Like you said, you also host cultural workshops at the Centre. What do those entail?

So we’ve done numerous workshops for both students and employees. We’ve done cedar hat weaving workshops, we’ve done drum making workshops, we’ve done moccasin making, cedar wristbands, we’ve done reconciliation through art by a really well known Cree artist, George Littlechild. It’s really about ensuring that our culture and our art and all those things are kept alive, because for 100 years our culture and our language and connection to the land was taken away and we were being assimilated by the government through residential schools. So, it’s ensuring we have a space to share those teachings and to learn and to make sure that those teachings such as cedar weaving, which Coast Salish people have done for thousands of years, is kept alive. Or drum making, you know, because for us the drum is key to the work we do. It’s making sure that those cultural teachings are kept alive… We also [have] children from the Children’s centre visit, and learn songs and visit with the Elders.

Photo by Tae Hoon Kim
Is there anything you would like to see coming out of the centre in the future?

In this past year we have expanded to create a quiet study area and some offices as our department has grown. I see the bigger future as, in the five years since we built the Kéxwusm-áyakn Student Centre we actually outgrew it and that was one of the reasons we expanded. So, I kind of go, ‘where are we going to be in 10 years? Are we going to need to take over even more space?’ We just hope that we will continue to be a focal point for the whole campus community, which is what we have created in these five years.

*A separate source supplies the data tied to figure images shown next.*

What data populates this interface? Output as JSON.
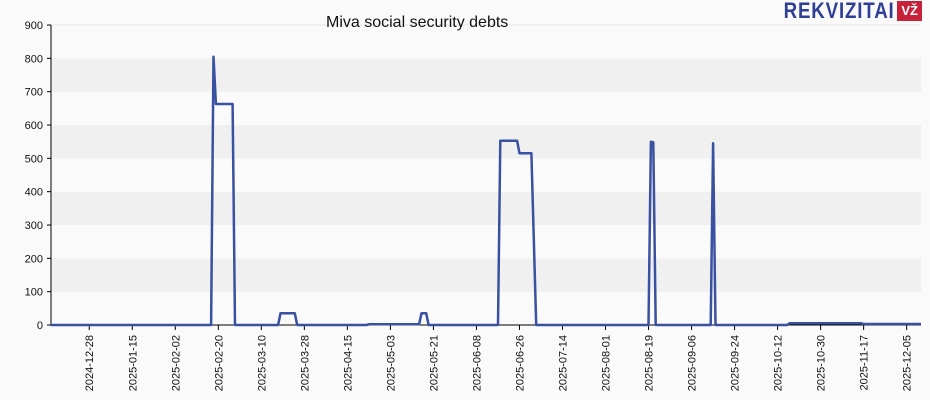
{
  "header": {
    "title": "Miva social security debts",
    "logo_text": "REKVIZITAI",
    "logo_badge": "VŽ"
  },
  "colors": {
    "line": "#3a50a0",
    "band_dark": "#f0f0f0",
    "band_light": "#fafafa",
    "logo_blue": "#2f3f95",
    "logo_red": "#c8203a"
  },
  "chart_data": {
    "type": "line",
    "title": "Miva social security debts",
    "xlabel": "",
    "ylabel": "",
    "ylim": [
      0,
      900
    ],
    "y_ticks": [
      0,
      100,
      200,
      300,
      400,
      500,
      600,
      700,
      800,
      900
    ],
    "x_tick_labels": [
      "2024-12-28",
      "2025-01-15",
      "2025-02-02",
      "2025-02-20",
      "2025-03-10",
      "2025-03-28",
      "2025-04-15",
      "2025-05-03",
      "2025-05-21",
      "2025-06-08",
      "2025-06-26",
      "2025-07-14",
      "2025-08-01",
      "2025-08-19",
      "2025-09-06",
      "2025-09-24",
      "2025-10-12",
      "2025-10-30",
      "2025-11-17",
      "2025-12-05"
    ],
    "grid": "horizontal alternating bands",
    "legend": "none",
    "series": [
      {
        "name": "Social security debt",
        "points": [
          [
            "2024-12-12",
            0
          ],
          [
            "2025-02-17",
            0
          ],
          [
            "2025-02-18",
            805
          ],
          [
            "2025-02-19",
            663
          ],
          [
            "2025-02-26",
            663
          ],
          [
            "2025-02-27",
            0
          ],
          [
            "2025-03-17",
            0
          ],
          [
            "2025-03-18",
            35
          ],
          [
            "2025-03-24",
            35
          ],
          [
            "2025-03-25",
            0
          ],
          [
            "2025-04-23",
            0
          ],
          [
            "2025-04-24",
            2
          ],
          [
            "2025-05-15",
            2
          ],
          [
            "2025-05-16",
            35
          ],
          [
            "2025-05-18",
            35
          ],
          [
            "2025-05-19",
            0
          ],
          [
            "2025-06-17",
            0
          ],
          [
            "2025-06-18",
            553
          ],
          [
            "2025-06-25",
            553
          ],
          [
            "2025-06-26",
            515
          ],
          [
            "2025-07-01",
            515
          ],
          [
            "2025-07-03",
            0
          ],
          [
            "2025-08-19",
            0
          ],
          [
            "2025-08-20",
            550
          ],
          [
            "2025-08-21",
            548
          ],
          [
            "2025-08-22",
            0
          ],
          [
            "2025-09-14",
            0
          ],
          [
            "2025-09-15",
            545
          ],
          [
            "2025-09-16",
            0
          ],
          [
            "2025-10-16",
            0
          ],
          [
            "2025-10-17",
            5
          ],
          [
            "2025-11-16",
            5
          ],
          [
            "2025-11-17",
            3
          ],
          [
            "2025-12-11",
            3
          ]
        ]
      }
    ]
  }
}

What this space means to us

Business administration students, Rose Williams and Vanessa Lewis, took some time out of their studies in the newly opened quiet study section of the Kéxwusm-áyakn Centre to speak to what the space means to them.

Williams: The centre is sort of like a home away from home for me. It’s a place where I can meet fellow First Nations students – hear their experiences, share my experiences. And we kind of help each other out with classes, or any sort of issues that we may experience here on the campus or [share] what’s really great about the campus. It’s also pretty great too because we have an Elder in residence who comes in, so we can sit and talk to them, maybe get some advice on life’s little issues that may come into your life. So that’s a really great opportunity. Plus, the addition of this new study space is really nice, it’s not like you’re having to fight for a spot in the library or anywhere else.

Lewis: I probably would repeat what Rose said, really. That’s what it is for me here. It’s a comfortable space where you can come and meet new people, or meet friends that you’ve known for a long time. We help each other with homework. We help each other with instructors, which ones kind of teach which way and if it helps, we share those things with each other. I really like the support from the staff here, David and Joel, and Clay when he was here. They are all very helpful. It’s just a quiet space to come and set up all your stuff and just work for hours.

Williams: And if you want they have the other area where you can kind of just kick back and relax and socialize with everyone. It’s always nice to look out a window into the forest and the sun and all that. And then we have an English tutor, a math tutor – we have other services that come in here to the room which is really helpful. I’m a more mature student, so I think if there were younger students just coming fresh out of high school, maybe moving from a really remote area to come here for school, they really wouldn’t know how to reach out and access those services – because everyone wants to succeed in post secondary, we want to do better not only for ourselves, but for our communities.